I’ve followed both methods: Dada2 and Deblur on my Illumina MiSeq paired-end demultiplexed sequences (16S, v3-v4). This sequences were adapters- and barcodes-trimmed by a company which sequenced my samples.
I’ve noticed that using Deblur, there is no parameter to trim first “n” bases (for example primers sequences), while in Dada2 there is an option:
--p-trim-left-f INTEGER --p-trim-left-r INTEGER
My questions are:
how this trimming step could be applied during debluring
what are the consequences of not-trimming of primers sequences ?
It looks like we have an open issue around exposing this parameter from deblur to the q2-deblur plugin. So, in theory, deblur supports the kind of trimming, it just isn’t possible to use that parameter yet in q2-deblur. Stay tuned!
I will defer to a deblur developer here, but my guess it would be wise to trim those primers.
Removing adapters is something that I’m not even sure if someone has actually benchmarked in a programatic and extensive way. However, there are pros and cons about doing this. For example, on one side removing them will allow you to remove some “biases” during clustering, taxonomic assignments, etc (*) and not removing them will allow you to have a longer read, also biasing some of the other steps. Additionally, remember that normally your higher quality is at the beginning of the read. Thus, in praxis it depends on the protocol you follow what will be the bets. Note that we normally don’t have to remove them as we follow the EMP protocols, which sequencing starts just after the adapter.
(*) Imagine that you have a 150bps read and your adapter is 15bps so during clustering these section is almost the same and in some cases this might bias the 97% similarity clustering. Just remember that DADA2 and Deblur don’t actually cluster so these tools, in theory, are not affected by this.
Just to add to @antgonza’s explanation — primer sequences should be trimmed prior to denoising with dada2, as explained here and noted in the dada2 faqs. In dada2, this can be accomplished easily with the trim-left parameter.
As far as I know, deblur does not have the same requirement.
Other downstream steps could still theoretically be affected. For example, if you train a feature classifier trimmed to a specific primer region, the trimmed reference sequences will not include that primer sequence. This probably does not have a significant impact on classification, but this is untested.
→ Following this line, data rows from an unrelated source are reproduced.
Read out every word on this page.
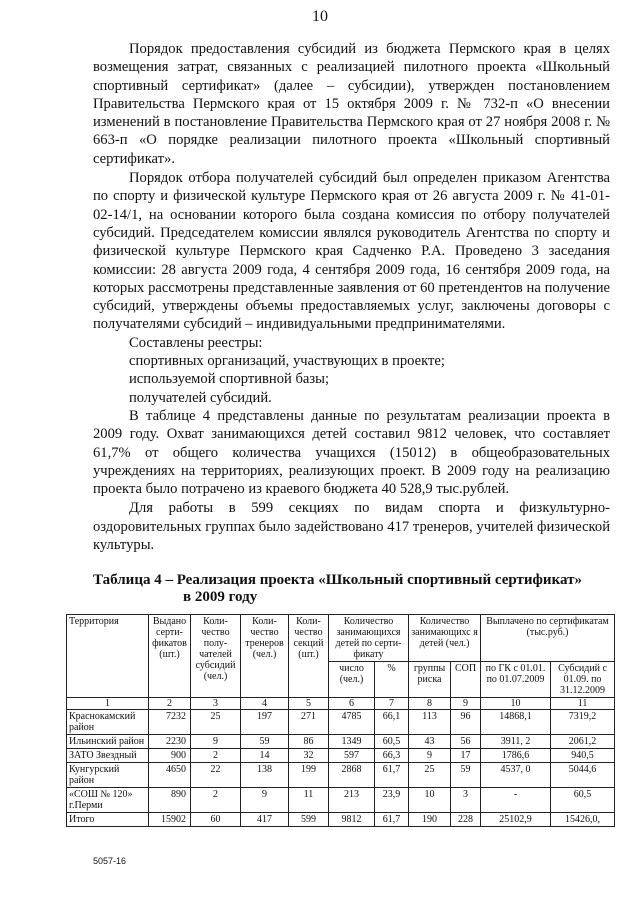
10

Порядок предоставления субсидий из бюджета Пермского края в целях возмещения затрат, связанных с реализацией пилотного проекта «Школьный спортивный сертификат» (далее – субсидии), утвержден постановлением Правительства Пермского края от 15 октября 2009 г. № 732-п «О внесении изменений в постановление Правительства Пермского края от 27 ноября 2008 г. № 663-п «О порядке реализации пилотного проекта «Школьный спортивный сертификат».

Порядок отбора получателей субсидий был определен приказом Агентства по спорту и физической культуре Пермского края от 26 августа 2009 г. № 41-01-02-14/1, на основании которого была создана комиссия по отбору получателей субсидий. Председателем комиссии являлся руководитель Агентства по спорту и физической культуре Пермского края Садченко Р.А. Проведено 3 заседания комиссии: 28 августа 2009 года, 4 сентября 2009 года, 16 сентября 2009 года, на которых рассмотрены представленные заявления от 60 претендентов на получение субсидий, утверждены объемы предоставляемых услуг, заключены договоры с получателями субсидий – индивидуальными предпринимателями.

Составлены реестры:

спортивных организаций, участвующих в проекте;

используемой спортивной базы;

получателей субсидий.

В таблице 4 представлены данные по результатам реализации проекта в 2009 году. Охват занимающихся детей составил 9812 человек, что составляет 61,7% от общего количества учащихся (15012) в общеобразовательных учреждениях на территориях, реализующих проект. В 2009 году на реализацию проекта было потрачено из краевого бюджета 40 528,9 тыс.рублей.

Для работы в 599 секциях по видам спорта и физкультурно-оздоровительных группах было задействовано 417 тренеров, учителей физической культуры.

Таблица 4 – Реализация проекта «Школьный спортивный сертификат»
в 2009 году
Территория	Выдано серти-фикатов (шт.)	Коли-чество полу-чателей субсидий (чел.)	Коли-чество тренеров (чел.)	Коли-чество секций (шт.)	Количество занимающихся детей по серти-фикату		Количество занимающихс я детей (чел.)		Выплачено по сертификатам (тыс.руб.)	
					число (чел.)	%	группы риска	СОП	по ГК с 01.01. по 01.07.2009	Субсидий с 01.09. по 31.12.2009
1	2	3	4	5	6	7	8	9	10	11
Краснокамский район	7232	25	197	271	4785	66,1	113	96	14868,1	7319,2
Ильинский район	2230	9	59	86	1349	60,5	43	56	3911, 2	2061,2
ЗАТО Звездный	900	2	14	32	597	66,3	9	17	1786,6	940,5
Кунгурский район	4650	22	138	199	2868	61,7	25	59	4537, 0	5044,6
«СОШ № 120» г.Перми	890	2	9	11	213	23,9	10	3	-	60,5
Итого	15902	60	417	599	9812	61,7	190	228	25102,9	15426,0,
5057-16
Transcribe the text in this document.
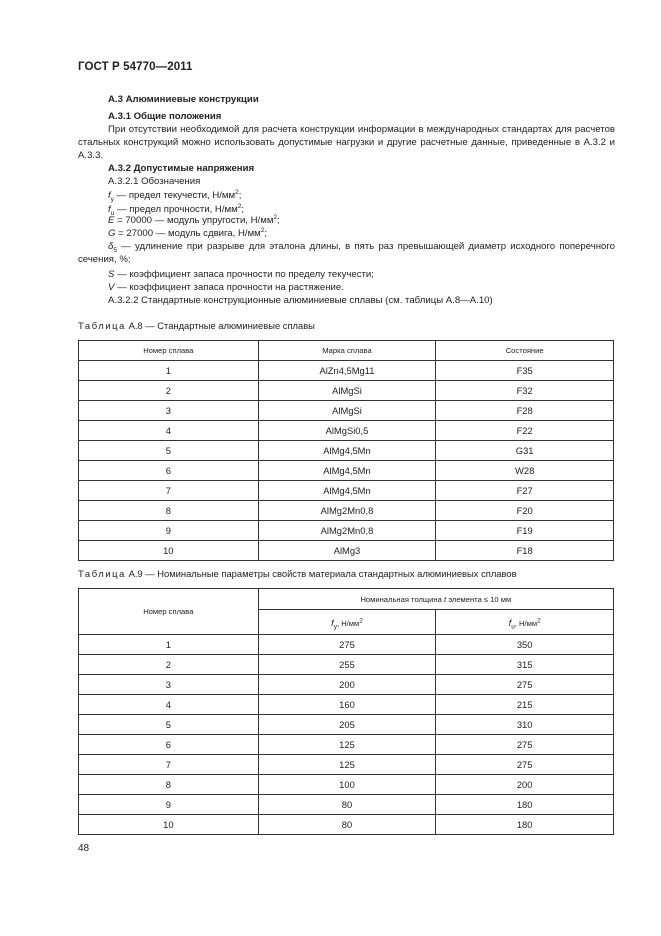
ГОСТ Р 54770—2011
А.3 Алюминиевые конструкции
А.3.1 Общие положения
При отсутствии необходимой для расчета конструкции информации в международных стандартах для расчетов стальных конструкций можно использовать допустимые нагрузки и другие расчетные данные, приведенные в А.3.2 и А.3.3.
А.3.2 Допустимые напряжения
А.3.2.1 Обозначения
$f_y$ — предел текучести, $Н/мм^2$;
$f_u$ — предел прочности, $Н/мм^2$;
E = 70000 — модуль упругости, $Н/мм^2$;
G = 27000 — модуль сдвига, $Н/мм^2$;
$\delta_5$ — удлинение при разрыве для эталона длины, в пять раз превышающей диаметр исходного поперечного сечения, %;
S — коэффициент запаса прочности по пределу текучести;
V — коэффициент запаса прочности на растяжение.
А.3.2.2 Стандартные конструкционные алюминиевые сплавы (см. таблицы А.8—А.10)
Таблица А.8 — Стандартные алюминиевые сплавы
Номер сплава	Марка сплава	Состояние
1	AlZn4,5Mg11	F35
2	AlMgSi	F32
3	AlMgSi	F28
4	AlMgSi0,5	F22
5	AlMg4,5Mn	G31
6	AlMg4,5Mn	W28
7	AlMg4,5Mn	F27
8	AlMg2Mn0,8	F20
9	AlMg2Mn0,8	F19
10	AlMg3	F18
Таблица А.9 — Номинальные параметры свойств материала стандартных алюминиевых сплавов
Номер сплава	Номинальная толщина t элемента ≤ 10 мм	
	$f_y$, $Н/мм^2$	$f_u$, $Н/мм^2$
1	275	350
2	255	315
3	200	275
4	160	215
5	205	310
6	125	275
7	125	275
8	100	200
9	80	180
10	80	180
48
We have not really benchmarked these effects in any step because, as @antgonza pointed out, we (QIIME developers) are usually working with the EMP sequencing protocol, in which the primers are already trimmed from the reads.
The biggest problem arises from the ambiguous nucleotides in many primers. For example, the 515F primer is GTGYCAGCMGCCGCGGTAA. The two ambiguous nucleotides (Y=C or T, M=A or C) show up in equal proportions (technically there are a mixture of the 4 possible primers used).
As a result, if reads have the 515F primer on them, each real biological sequence will show up in a 25/25/25/25% mixture of the 4 possible primer sequences + real biological sequence. This is very bad when using ASV methods, as they will distinguish those differences and call 4 types for every 1 real type!
It’s less of an issue if there are no ambiguous nucleotides, but still, primer/adapter isn’t DNA from the sequenced organism. That why it is a plus for methods (e.g. EMP) that don’t sequence the adapters/primers/etc, as they don’t waste bases on non-bio DNA.